Assange: «Contro di me inchiesta illegale»

«È bello respirare l’aria fresca di Londra», è stata la prima dichiarazione di Julian Assange, fondatore di Wikileaks,  dopo la scarcerazione, nel tardo pomeriggio del 16 dicembre. «La giustizia non è ancora morta. Ringrazio tutti coloro che mi hanno sostenuto e difeso, continueremo nella nostra opera di diffusione e rivelazione».  
La Royal Court of Justice aveva approvato la libertà per Julian Assange, con una cauzione di circa 240 mila sterline. Il via libera è arrivato dal giudice britannico Ouseley, in attesa dell’udienza sull’estradizione dell’11 gennaio.
Un boato ha accolto le prime dichiarazioni del 39enne australiano fuori dal tribunale. Dopo aver ringraziato cittadini e media per il supporto, Assange ha però voluto dare subito risalto agli aspetti più inquietanti della vicenda. «Ci sono in ballo una serie di interessi, personali, politici e internazionali che alimentano questo processo», ha detto. Aggiungendo: «Le accuse in Svezia sono per depistare, per favorire la mia estradizione in Usa. Non ho paura della Svezia».

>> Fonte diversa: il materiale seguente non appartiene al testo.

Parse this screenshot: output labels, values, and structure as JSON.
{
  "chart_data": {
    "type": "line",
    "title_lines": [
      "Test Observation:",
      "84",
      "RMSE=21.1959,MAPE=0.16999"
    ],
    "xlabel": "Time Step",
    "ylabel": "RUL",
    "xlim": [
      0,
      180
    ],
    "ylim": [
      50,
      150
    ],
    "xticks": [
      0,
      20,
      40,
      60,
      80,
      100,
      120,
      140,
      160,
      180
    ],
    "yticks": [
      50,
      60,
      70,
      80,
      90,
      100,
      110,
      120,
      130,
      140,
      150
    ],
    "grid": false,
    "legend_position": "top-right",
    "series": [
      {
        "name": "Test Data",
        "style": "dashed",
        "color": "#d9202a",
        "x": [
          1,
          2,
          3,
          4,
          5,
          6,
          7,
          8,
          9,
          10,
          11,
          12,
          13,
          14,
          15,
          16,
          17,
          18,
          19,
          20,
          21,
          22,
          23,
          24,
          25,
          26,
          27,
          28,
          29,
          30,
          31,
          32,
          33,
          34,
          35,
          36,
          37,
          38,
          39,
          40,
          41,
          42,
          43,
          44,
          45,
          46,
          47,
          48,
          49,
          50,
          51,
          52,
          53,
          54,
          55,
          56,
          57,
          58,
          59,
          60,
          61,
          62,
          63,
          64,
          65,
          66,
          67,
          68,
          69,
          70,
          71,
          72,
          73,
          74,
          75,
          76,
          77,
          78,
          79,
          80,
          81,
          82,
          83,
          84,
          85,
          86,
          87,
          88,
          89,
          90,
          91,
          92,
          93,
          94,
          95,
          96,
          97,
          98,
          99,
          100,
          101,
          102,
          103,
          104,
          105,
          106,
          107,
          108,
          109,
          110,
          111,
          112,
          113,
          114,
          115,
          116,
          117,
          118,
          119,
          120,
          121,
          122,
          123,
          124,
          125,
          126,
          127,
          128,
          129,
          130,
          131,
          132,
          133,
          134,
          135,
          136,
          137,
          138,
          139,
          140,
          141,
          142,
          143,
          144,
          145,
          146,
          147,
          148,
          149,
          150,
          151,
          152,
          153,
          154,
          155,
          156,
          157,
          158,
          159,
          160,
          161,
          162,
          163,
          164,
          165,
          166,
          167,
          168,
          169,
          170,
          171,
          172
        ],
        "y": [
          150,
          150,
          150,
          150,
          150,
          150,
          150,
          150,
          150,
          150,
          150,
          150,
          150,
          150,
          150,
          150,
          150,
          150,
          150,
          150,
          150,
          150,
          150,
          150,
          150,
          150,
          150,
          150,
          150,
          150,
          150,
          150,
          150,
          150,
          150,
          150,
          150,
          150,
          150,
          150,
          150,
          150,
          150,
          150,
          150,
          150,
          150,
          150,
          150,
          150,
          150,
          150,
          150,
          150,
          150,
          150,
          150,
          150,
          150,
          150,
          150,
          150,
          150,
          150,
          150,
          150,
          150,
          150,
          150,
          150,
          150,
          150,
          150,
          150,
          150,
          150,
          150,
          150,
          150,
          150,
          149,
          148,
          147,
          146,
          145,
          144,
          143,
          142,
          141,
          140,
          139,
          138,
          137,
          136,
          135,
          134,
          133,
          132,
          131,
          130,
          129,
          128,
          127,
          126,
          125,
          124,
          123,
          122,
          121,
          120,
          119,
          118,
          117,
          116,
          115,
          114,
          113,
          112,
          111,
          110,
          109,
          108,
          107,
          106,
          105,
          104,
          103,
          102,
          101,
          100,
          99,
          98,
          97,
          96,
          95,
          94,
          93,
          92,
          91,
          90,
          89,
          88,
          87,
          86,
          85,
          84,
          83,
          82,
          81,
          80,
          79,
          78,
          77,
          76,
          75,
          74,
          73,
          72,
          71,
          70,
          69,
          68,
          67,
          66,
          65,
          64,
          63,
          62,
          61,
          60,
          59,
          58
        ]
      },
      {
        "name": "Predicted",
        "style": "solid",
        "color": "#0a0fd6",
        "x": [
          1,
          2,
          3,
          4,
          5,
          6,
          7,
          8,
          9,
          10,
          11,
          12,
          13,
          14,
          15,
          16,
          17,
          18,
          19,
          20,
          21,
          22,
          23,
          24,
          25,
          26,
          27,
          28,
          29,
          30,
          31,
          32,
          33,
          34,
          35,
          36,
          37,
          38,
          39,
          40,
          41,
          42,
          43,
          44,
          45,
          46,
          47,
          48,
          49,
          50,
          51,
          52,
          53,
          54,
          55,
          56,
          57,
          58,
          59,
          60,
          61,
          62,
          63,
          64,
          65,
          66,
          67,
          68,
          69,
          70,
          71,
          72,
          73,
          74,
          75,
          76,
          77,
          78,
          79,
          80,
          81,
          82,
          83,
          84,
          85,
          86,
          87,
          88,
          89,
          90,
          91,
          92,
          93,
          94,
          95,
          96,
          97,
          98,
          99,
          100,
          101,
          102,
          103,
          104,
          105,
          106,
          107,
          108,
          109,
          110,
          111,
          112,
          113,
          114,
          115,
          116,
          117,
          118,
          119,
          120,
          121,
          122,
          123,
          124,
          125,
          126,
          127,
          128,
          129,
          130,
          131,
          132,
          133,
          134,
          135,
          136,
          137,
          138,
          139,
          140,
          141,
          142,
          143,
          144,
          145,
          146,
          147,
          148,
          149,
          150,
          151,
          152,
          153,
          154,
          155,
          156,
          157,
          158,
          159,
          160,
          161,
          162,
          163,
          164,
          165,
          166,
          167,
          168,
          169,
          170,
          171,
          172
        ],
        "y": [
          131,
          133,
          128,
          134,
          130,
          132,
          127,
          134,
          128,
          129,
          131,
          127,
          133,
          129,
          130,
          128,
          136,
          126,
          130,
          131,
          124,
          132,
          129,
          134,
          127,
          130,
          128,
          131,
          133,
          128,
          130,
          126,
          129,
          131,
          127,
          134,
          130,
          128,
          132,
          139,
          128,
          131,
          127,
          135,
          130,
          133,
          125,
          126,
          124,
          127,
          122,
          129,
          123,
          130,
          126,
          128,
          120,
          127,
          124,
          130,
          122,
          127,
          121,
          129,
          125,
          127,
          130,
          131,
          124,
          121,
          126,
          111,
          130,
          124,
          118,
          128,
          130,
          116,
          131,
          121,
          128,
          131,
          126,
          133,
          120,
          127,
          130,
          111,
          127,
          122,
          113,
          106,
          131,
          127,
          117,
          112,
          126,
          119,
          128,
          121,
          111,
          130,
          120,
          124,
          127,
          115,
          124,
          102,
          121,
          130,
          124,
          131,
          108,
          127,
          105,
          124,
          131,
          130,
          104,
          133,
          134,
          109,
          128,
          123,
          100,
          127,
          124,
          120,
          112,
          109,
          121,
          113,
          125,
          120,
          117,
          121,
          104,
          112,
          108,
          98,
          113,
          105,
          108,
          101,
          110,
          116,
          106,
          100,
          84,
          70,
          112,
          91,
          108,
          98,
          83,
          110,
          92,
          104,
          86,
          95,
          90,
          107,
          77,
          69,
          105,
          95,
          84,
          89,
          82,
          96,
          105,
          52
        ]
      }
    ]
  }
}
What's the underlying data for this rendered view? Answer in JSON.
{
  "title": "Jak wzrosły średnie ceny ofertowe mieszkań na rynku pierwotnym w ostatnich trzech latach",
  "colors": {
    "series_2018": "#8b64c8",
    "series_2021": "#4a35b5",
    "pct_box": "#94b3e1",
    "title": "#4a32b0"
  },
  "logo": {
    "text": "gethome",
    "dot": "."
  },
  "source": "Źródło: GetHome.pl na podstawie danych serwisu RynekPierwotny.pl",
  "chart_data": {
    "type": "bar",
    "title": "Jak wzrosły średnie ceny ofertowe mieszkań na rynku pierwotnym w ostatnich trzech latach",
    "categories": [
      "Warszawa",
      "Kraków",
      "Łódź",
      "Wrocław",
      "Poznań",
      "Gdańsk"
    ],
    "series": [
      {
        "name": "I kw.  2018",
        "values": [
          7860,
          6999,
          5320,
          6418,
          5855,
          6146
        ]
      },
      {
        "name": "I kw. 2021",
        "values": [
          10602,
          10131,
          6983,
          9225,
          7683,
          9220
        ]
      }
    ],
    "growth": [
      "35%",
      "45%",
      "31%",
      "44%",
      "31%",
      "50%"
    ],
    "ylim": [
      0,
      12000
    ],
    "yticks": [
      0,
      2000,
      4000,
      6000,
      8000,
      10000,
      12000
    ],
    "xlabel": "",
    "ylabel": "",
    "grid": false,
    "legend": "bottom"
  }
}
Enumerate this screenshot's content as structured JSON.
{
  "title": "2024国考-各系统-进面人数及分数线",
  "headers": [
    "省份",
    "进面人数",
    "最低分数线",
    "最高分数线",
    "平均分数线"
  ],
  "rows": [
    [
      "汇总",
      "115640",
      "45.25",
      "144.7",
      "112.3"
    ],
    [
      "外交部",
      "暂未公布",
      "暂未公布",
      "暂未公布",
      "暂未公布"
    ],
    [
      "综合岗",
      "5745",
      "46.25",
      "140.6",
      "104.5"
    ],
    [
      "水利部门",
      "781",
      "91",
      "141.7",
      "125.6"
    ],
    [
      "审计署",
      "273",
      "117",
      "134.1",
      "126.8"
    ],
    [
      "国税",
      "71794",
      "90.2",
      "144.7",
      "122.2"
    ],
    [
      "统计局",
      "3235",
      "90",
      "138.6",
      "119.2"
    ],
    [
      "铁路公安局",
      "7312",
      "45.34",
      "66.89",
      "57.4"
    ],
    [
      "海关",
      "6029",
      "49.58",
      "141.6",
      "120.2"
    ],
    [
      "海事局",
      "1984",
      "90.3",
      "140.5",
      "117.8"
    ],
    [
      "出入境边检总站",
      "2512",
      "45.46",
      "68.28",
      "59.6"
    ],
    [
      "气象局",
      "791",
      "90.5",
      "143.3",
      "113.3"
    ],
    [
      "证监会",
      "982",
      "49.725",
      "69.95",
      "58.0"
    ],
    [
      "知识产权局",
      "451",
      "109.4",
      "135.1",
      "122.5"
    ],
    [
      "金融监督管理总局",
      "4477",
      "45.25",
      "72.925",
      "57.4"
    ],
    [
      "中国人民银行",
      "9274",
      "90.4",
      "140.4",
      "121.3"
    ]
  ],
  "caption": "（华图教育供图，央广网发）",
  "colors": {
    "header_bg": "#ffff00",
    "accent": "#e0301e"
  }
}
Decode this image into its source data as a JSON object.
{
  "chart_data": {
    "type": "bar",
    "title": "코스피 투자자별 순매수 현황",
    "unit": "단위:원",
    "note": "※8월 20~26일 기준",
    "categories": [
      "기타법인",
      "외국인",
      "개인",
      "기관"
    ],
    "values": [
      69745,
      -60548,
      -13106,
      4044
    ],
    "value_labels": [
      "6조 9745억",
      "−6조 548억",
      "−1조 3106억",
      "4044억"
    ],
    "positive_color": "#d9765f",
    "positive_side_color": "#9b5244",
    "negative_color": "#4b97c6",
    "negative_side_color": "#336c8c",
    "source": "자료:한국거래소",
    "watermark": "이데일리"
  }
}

«L’inchiesta Usa è illegale; noi continueremo a pubblicare informazioni»

Il fondatore di Wikileaks, Julian Assange, ha detto di essere innocente ma vittima di una campagna di fango nei suoi confronti e preoccupato per la possibilità di una incriminazione negli Stati Uniti. Assange ha incontrato i giornalisti parcheggiati sulla neve davanti a Ellingham Hall, la casa di campagna del suo protettore Vaughan Smith nel Suffolk.
Il capo di Wikileaks dovrà presentarsi ogni giorno al commissariato di Beccles e passerà il Natale a Ellingham House con Vaughan e la sua famiglia. Se le procedure di estradizione, come è probabile, si prolungheranno, la villa georgiana nel Suffolk potrà diventare a lungo la sua residenza.
Assange ha accusato gli Stati Uniti di condurre una inchiesta «aggressiva e illegale» contro di lui e ha detto che una sua estradizione negli Usa è «sempre più probabile». Il capo di Wikileaks ha dichiarato che «alcune istituzioni sono impegnate in un’inchiesta segreta che a quanto sembra è anche illegale» e che alcuni «hanno carriere da costruire andando dietro a un caso famoso». Assange, che ha rivelato di avere l’appoggio di un «importante studio legale di Washington e di colleghi in California», ha anche detto che Wikileaks è un’organizzazione robusta che continuerà a pubblicare informazioni. Alcune di queste informazioni riguarderanno banche.